Allen Ginsberg was at the heart of a major movement called the “Beat Generation,” which influenced the East Village a great deal in the 1950s. It was composed of a group of authors who pushed against societal norms and idealized new ways of thinking by exploring a number of both sexual and spiritual expeditions.
He was born in Newark, New Jersey in 1926. His mother, originally a refugee from Russia who came to America when she was 8 years old, who suffered from severe paranoia. He was also influenced by a strong political background at an early age by his mother who was a communist.
Ginsberg didn’t plan on pursuing poetry. He was just gifted with words. Originally in high school his plans were to pursue a career in government or legal work, which he listed in his yearbook.
This career path drastically changed when he was admitted to Columbia University on a scholarship. He was very influenced by both his professors and friends, more so his friends, to embrace his wiring talent. Neal Cassady greatly influenced a number of his works including the first chapter of his book On the Road and a heartbreaking and entirely sensual poem of his: Many Loves in which he pours out his love in intricate and beautiful prose.
The beat movement was made up of strong and radically intellectual people, all of whom Ginsberg met at Columbia University. Many of them went on to be famous writers including Lucien Carr, William S. Burroughs, Jack Kerouac, Herbart Hunke, John Clellon Holmes and Neal Cassady. Together they made history and helped to create the “beats.”
In the 1950’s, Greenwich village a place with frequent slums and low income housing, became a very artsy hangout, and was populated with a great deal of writers who mingled together and created work congregating in smoke filled bars for a breathe of inspiration in which writers would share work at various poetry readings. Later on, this phase would shift into the more “bohemian,” movement which occurred in the 1960’s.

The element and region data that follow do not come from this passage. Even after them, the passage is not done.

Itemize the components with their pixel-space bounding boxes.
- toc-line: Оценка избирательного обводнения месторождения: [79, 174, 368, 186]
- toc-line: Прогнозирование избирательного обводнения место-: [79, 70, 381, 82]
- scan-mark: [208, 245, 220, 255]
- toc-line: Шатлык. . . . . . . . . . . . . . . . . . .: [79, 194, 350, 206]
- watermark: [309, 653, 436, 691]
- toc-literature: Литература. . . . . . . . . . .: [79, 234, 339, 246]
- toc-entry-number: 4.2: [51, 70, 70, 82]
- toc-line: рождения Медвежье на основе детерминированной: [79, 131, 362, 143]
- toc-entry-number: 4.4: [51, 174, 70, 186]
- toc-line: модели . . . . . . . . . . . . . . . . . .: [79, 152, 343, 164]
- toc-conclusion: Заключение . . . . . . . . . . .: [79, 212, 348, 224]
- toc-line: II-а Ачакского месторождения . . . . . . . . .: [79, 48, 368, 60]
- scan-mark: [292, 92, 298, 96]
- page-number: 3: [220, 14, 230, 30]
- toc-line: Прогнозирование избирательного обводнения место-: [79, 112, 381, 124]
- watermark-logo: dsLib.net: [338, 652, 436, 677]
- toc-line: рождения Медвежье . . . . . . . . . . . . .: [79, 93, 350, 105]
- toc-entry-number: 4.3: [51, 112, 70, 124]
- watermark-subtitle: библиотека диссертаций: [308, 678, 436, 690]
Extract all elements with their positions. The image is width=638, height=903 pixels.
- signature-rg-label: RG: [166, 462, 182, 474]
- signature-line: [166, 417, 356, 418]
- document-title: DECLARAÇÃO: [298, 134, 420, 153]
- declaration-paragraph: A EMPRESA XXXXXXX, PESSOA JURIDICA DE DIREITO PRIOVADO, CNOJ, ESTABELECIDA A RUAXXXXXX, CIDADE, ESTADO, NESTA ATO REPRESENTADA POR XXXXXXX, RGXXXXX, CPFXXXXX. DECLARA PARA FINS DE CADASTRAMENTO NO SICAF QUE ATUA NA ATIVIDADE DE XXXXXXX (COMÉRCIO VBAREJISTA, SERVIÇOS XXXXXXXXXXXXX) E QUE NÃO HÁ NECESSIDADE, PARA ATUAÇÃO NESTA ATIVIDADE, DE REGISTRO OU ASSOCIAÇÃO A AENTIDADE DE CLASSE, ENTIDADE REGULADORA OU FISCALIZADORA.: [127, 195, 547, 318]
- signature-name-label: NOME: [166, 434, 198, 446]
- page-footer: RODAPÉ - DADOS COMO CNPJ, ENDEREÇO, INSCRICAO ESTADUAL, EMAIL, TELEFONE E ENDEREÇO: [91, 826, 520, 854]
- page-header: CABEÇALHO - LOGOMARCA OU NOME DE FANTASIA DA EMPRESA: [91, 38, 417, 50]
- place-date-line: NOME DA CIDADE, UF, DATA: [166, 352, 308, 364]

Ginsberg was a wild, imaginative eccentric man who experimented with marijuana and nitrous oxide; a colorless gas used for anesthesia. He used these drugs to bring an exotic feel to his poetry while also being more in tune with himself in order to feed his vision. He states that this brought him an “exalted state of mind.”
His most famous piece was Kaddish, (a mourning or a blessing prayer in Judaism), which is an autobiographical poem. During this time period he was experimenting with a number of psychedelic drugs. The poem was written after the passing of his mother.
In an BBC interview in 1994 Ginsberg states, “There is no real permanence of self.” He was a man that was composed of many things.